By JACKIE HONG
A component in honeybee venom could become the new key in the fight against cancer, a team from the University of Illinois at Urbana-Champaign announced at the 248th National Meeting of the American Chemical Society in San Francisco earlier this month.
In a study, the team discovered that a peptide in bee venom called melittin can keep cancer cells from multiplying. However, melittin is also the same component in bee venom that causes stings to hurt and triggers the body’s immune system to rush fluids to the site, causing redness and swelling.
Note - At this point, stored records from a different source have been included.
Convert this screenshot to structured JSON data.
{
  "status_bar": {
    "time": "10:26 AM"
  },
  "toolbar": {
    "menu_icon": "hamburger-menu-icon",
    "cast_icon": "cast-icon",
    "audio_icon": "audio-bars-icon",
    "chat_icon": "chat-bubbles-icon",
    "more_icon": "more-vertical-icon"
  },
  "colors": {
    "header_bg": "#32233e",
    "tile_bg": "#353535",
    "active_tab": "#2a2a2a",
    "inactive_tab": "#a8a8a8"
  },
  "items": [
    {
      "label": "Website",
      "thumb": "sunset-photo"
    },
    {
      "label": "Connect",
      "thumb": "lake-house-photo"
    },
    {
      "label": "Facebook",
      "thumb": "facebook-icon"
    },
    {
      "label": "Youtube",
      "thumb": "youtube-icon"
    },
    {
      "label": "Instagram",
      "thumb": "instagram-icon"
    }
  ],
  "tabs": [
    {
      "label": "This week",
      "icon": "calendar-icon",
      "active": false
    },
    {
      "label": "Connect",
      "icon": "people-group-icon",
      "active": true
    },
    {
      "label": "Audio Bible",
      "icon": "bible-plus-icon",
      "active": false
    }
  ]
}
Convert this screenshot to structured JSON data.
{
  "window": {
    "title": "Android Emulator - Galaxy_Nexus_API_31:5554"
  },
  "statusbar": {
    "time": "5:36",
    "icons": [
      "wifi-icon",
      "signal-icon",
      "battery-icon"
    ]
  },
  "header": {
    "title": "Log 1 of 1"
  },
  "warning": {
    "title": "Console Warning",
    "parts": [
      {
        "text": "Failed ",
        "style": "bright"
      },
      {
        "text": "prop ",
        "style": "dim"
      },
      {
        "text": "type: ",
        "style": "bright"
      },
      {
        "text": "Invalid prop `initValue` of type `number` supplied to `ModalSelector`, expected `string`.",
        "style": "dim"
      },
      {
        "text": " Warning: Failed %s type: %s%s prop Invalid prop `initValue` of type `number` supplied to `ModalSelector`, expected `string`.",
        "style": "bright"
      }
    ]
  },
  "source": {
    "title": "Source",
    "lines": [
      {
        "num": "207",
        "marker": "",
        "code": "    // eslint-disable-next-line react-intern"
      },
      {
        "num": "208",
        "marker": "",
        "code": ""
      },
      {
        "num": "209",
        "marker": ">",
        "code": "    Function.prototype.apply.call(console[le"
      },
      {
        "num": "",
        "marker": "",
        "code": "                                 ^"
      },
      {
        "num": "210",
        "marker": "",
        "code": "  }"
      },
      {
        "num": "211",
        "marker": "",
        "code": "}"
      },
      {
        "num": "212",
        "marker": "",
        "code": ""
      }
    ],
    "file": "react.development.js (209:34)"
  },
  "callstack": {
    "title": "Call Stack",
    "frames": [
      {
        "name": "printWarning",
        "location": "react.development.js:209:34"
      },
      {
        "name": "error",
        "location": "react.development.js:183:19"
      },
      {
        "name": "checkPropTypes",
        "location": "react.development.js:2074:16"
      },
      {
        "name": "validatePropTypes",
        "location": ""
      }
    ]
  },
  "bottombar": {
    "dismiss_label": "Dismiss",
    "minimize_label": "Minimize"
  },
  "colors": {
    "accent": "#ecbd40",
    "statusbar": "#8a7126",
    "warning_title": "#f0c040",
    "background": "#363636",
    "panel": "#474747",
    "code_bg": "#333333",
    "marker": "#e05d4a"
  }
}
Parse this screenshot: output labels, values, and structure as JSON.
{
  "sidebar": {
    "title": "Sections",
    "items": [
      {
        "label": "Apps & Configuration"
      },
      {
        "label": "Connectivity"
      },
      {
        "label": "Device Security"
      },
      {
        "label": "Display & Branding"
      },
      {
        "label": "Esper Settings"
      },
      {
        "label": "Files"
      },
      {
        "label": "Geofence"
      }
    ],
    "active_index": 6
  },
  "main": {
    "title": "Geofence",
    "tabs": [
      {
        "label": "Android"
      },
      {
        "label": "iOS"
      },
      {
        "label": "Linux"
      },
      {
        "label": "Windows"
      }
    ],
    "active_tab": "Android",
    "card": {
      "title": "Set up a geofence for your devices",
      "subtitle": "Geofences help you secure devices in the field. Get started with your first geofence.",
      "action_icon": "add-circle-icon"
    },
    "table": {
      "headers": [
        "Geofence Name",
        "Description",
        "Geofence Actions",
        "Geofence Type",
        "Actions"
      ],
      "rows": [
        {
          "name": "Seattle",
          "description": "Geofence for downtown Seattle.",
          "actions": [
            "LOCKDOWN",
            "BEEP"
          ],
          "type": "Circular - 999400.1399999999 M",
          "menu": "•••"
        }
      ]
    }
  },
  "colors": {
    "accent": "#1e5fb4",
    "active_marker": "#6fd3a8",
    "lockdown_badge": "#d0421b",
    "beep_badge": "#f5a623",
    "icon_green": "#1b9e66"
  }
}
If directly injected into a patient, it can cause a host of unwanted side effects including damaging heart and nerve muscles, and causing blood clots. As well, bees don’t produce enough venom for it to be feasibly collected and separated for clinical use.
To solve these problems, the team synthesized melittin and then packed the toxin within nanoparticles.
The tiny particles then serve as a sort of protective vehicle and carry the melittin, hidden from the immune system, directly to the site of a tumour, where it binds to cancer cells and stops them from spreading.
“The peptide toxins we made are so tightly packed within the nanoparticle that they don’t leach out when exposed to the bloodstream and cause side effects,” lead researcher Dipanjan Pan said in a statement on the American Chemical Society’s website.
Using this method, the team was able to treat breast cancer and melanoma (skin cancer) cells in a laboratory setting. The team also found that synthetic toxins based on components in snake and scorpion venom were also effective in treating cancer cells.
The team plans to test the treatment on rats and pigs, and, if all goes well, to began a study with human patients sometime in the next three to five years.